Created a Simple Perl Monitoring Chat Bot

SwissJupiter.jpg

The Shop is a heavy user of chat - be it IRC-based (as it was for so many years) or the 'secure' chat that we now use, it's chat. It's very useful as a conduit to the users for all kinds of information - especially the monitoring of servers and processes. This morning I did a little 5 min job to convert back one of the server monitoring bots from the 'secure' chat back to IRC chat as we have one of the latter, and the global messaging group which controls the former is still not allowing bots back on their network after a particularly bad server meltdown caused by a few bad bots.

I wanted to move this one guy back to straight IRC because it's a very nice example of a perl-based bot that can monitor all kinds of interesting things. I then spent a few hours crafting a monitoring bot out of this starting point to replace the java-based monitoring tools that had caused me so much trouble yesterday. I asked the guy that created them to turn them off - save one development box (his choice), until such time as we can be assured that there's no conflict in the communications.

His response was that these monitors are providing vital data on the status of the ticks flowing from my injectors into the system(s). I told him I totally understood his position, and if he'd just let me know what the processes were monitoring, I'd be glad to give him that same functionality, quickly, in a less intrusive monitoring framework.

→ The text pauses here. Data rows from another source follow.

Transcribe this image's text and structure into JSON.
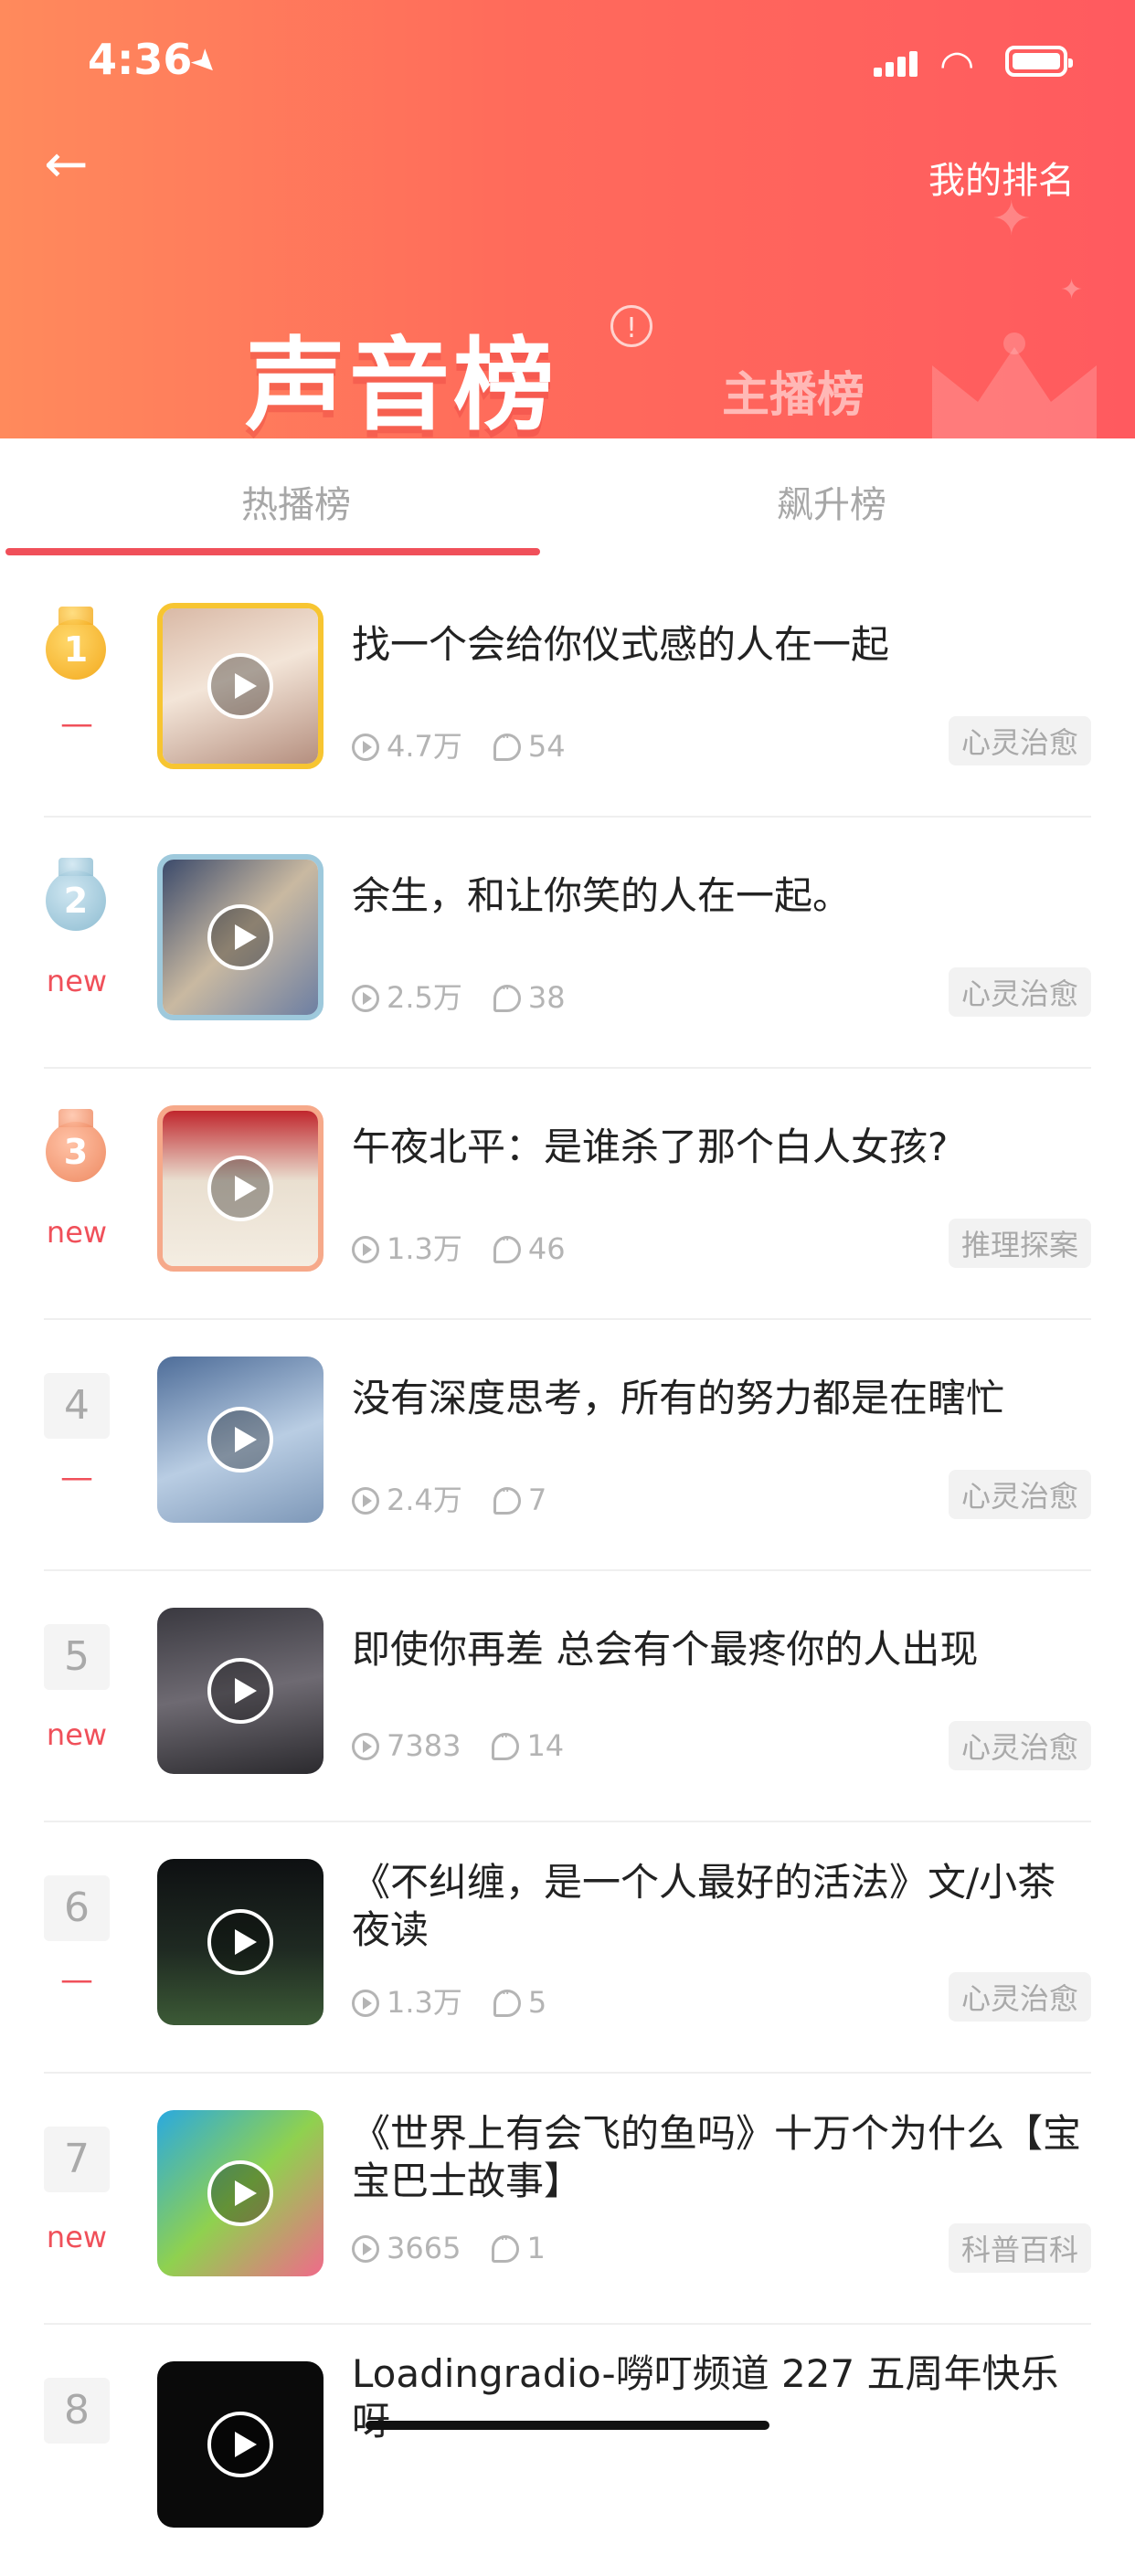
{
  "status_bar": {
    "time": "4:36"
  },
  "header": {
    "my_rank": "我的排名",
    "title": "声音榜",
    "anchor_tab": "主播榜"
  },
  "tabs": [
    {
      "label": "热播榜",
      "active": true
    },
    {
      "label": "飙升榜",
      "active": false
    }
  ],
  "accent_color": "#f0505a",
  "items": [
    {
      "rank": "1",
      "medal": "gold",
      "trend": "—",
      "title": "找一个会给你仪式感的人在一起",
      "plays": "4.7万",
      "comments": "54",
      "tag": "心灵治愈"
    },
    {
      "rank": "2",
      "medal": "silver",
      "trend": "new",
      "title": "余生，和让你笑的人在一起。",
      "plays": "2.5万",
      "comments": "38",
      "tag": "心灵治愈"
    },
    {
      "rank": "3",
      "medal": "bronze",
      "trend": "new",
      "title": "午夜北平：是谁杀了那个白人女孩?",
      "plays": "1.3万",
      "comments": "46",
      "tag": "推理探案"
    },
    {
      "rank": "4",
      "medal": "",
      "trend": "—",
      "title": "没有深度思考，所有的努力都是在瞎忙",
      "plays": "2.4万",
      "comments": "7",
      "tag": "心灵治愈"
    },
    {
      "rank": "5",
      "medal": "",
      "trend": "new",
      "title": "即使你再差 总会有个最疼你的人出现",
      "plays": "7383",
      "comments": "14",
      "tag": "心灵治愈"
    },
    {
      "rank": "6",
      "medal": "",
      "trend": "—",
      "title": "《不纠缠，是一个人最好的活法》文/小茶夜读",
      "plays": "1.3万",
      "comments": "5",
      "tag": "心灵治愈"
    },
    {
      "rank": "7",
      "medal": "",
      "trend": "new",
      "title": "《世界上有会飞的鱼吗》十万个为什么【宝宝巴士故事】",
      "plays": "3665",
      "comments": "1",
      "tag": "科普百科"
    },
    {
      "rank": "8",
      "medal": "",
      "trend": "",
      "title": "Loadingradio-嘮叮频道 227 五周年快乐呀",
      "plays": "",
      "comments": "",
      "tag": ""
    }
  ]
}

I didn't hear from him, but I started one anyway with the likely candidates. I also talked to the head support guy and he had a simple little monitor as well. I included his test in with my code and started banging on it.

The first cut was nice, but I also wanted to add a little additional chatting when a stalled log restarted so that the users monitoring the chat channel would know that the problem corrected itself and they didn't have to worry about restarting anything. In this particular system, it's common for an updating process to get stalled and then restart without any intervention. I wanted to make sure that this was being passed on to the operators so they didn't worry about a problem that's corrected itself.

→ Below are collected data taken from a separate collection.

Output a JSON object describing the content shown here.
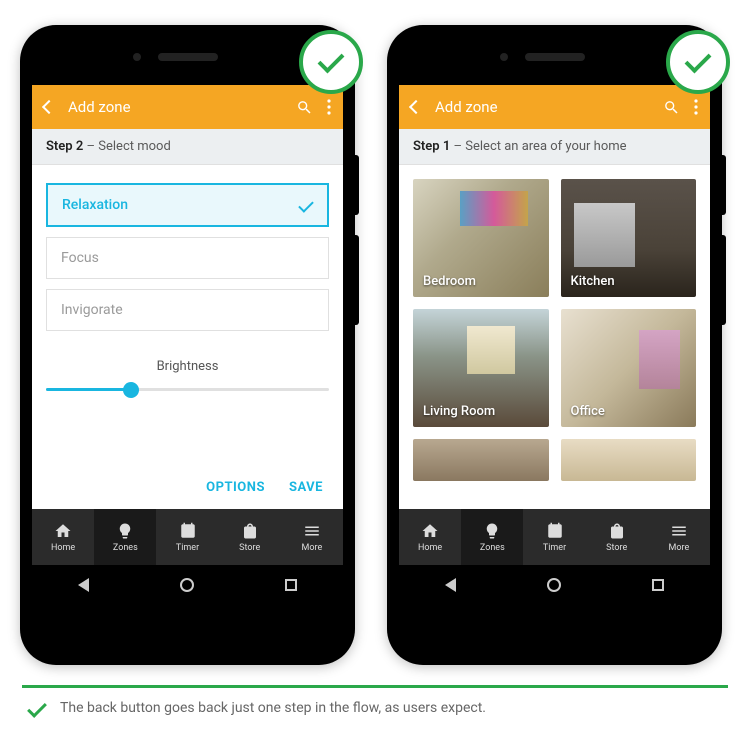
{
  "badge_status": "ok",
  "phone_left": {
    "appbar": {
      "title": "Add zone"
    },
    "step": {
      "label": "Step 2",
      "desc": "– Select mood"
    },
    "moods": [
      {
        "label": "Relaxation",
        "selected": true
      },
      {
        "label": "Focus",
        "selected": false
      },
      {
        "label": "Invigorate",
        "selected": false
      }
    ],
    "slider": {
      "label": "Brightness",
      "value_pct": 30
    },
    "actions": {
      "options": "OPTIONS",
      "save": "SAVE"
    }
  },
  "phone_right": {
    "appbar": {
      "title": "Add zone"
    },
    "step": {
      "label": "Step 1",
      "desc": "– Select an area of your home"
    },
    "areas": [
      {
        "label": "Bedroom"
      },
      {
        "label": "Kitchen"
      },
      {
        "label": "Living Room"
      },
      {
        "label": "Office"
      }
    ]
  },
  "bottomnav": {
    "items": [
      {
        "label": "Home",
        "icon": "home"
      },
      {
        "label": "Zones",
        "icon": "bulb",
        "active": true
      },
      {
        "label": "Timer",
        "icon": "timer"
      },
      {
        "label": "Store",
        "icon": "store"
      },
      {
        "label": "More",
        "icon": "more"
      }
    ]
  },
  "caption": "The back button goes back just one step in the flow, as users expect."
}
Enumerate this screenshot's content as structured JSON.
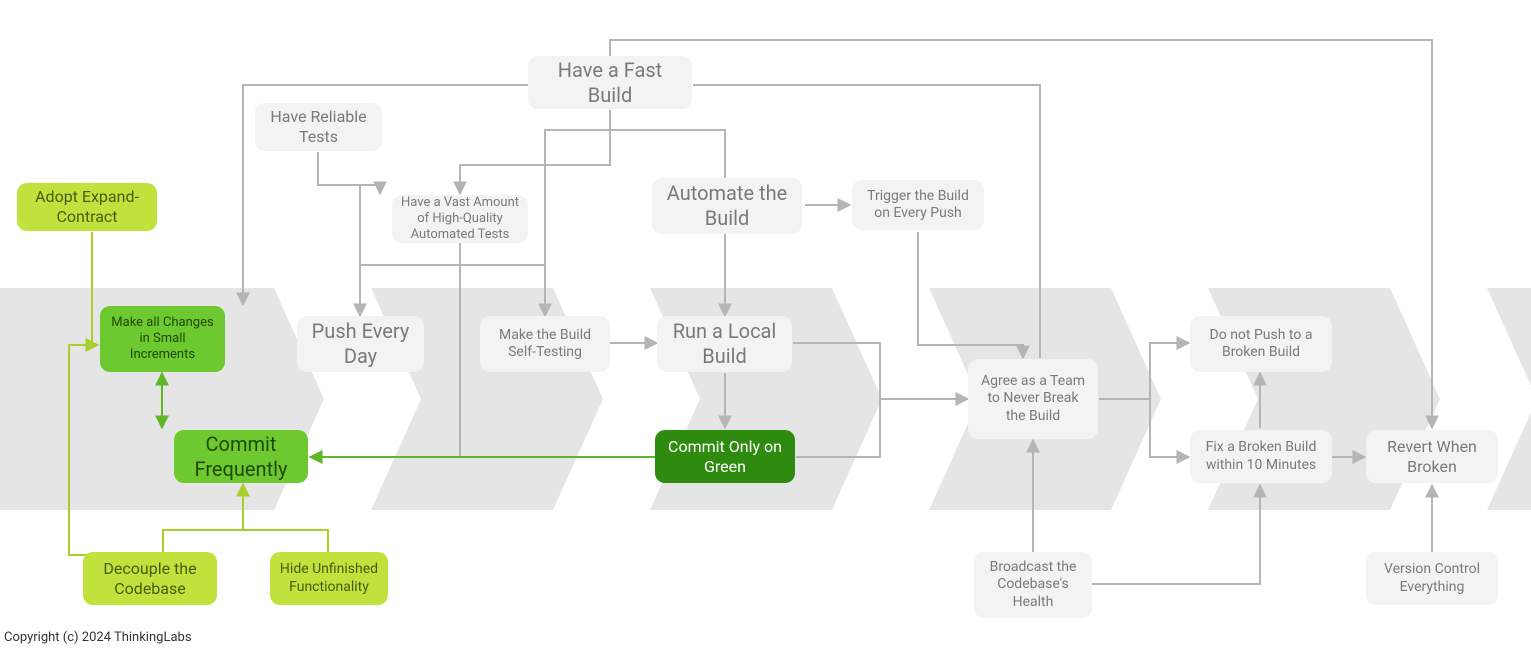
{
  "copyright": "Copyright (c) 2024 ThinkingLabs",
  "nodes": {
    "adopt_expand_contract": "Adopt Expand-Contract",
    "make_all_changes": "Make all Changes in Small Increments",
    "commit_frequently": "Commit Frequently",
    "decouple_codebase": "Decouple the Codebase",
    "hide_unfinished": "Hide Unfinished Functionality",
    "have_reliable_tests": "Have Reliable Tests",
    "push_every_day": "Push Every Day",
    "have_vast_tests": "Have a Vast Amount of  High-Quality Automated Tests",
    "make_build_selftest": "Make the Build Self-Testing",
    "have_fast_build": "Have a Fast Build",
    "automate_build": "Automate the Build",
    "run_local_build": "Run a Local Build",
    "commit_only_green": "Commit Only on Green",
    "trigger_build_push": "Trigger the Build on Every Push",
    "agree_never_break": "Agree as a Team to Never Break the Build",
    "broadcast_health": "Broadcast the Codebase's Health",
    "do_not_push_broken": "Do not Push to a Broken Build",
    "fix_broken_10min": "Fix a Broken Build within 10 Minutes",
    "revert_when_broken": "Revert When Broken",
    "version_control": "Version Control Everything"
  }
}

I sent out an email explaining it, and how to stop/start/restart it along with where it chats, and what it chats about. Basic information. I haven't heard from the group that put the other monitoring tool, but I'm guessing they are not going to be happy about what I've done. Not in the least. I hope I'm wrong, but in the past there has been more than a little animosity between my group here, and the group that did the other tool. Sad, but there's nothing that would have kept them from writing the same thing. Nothing at all.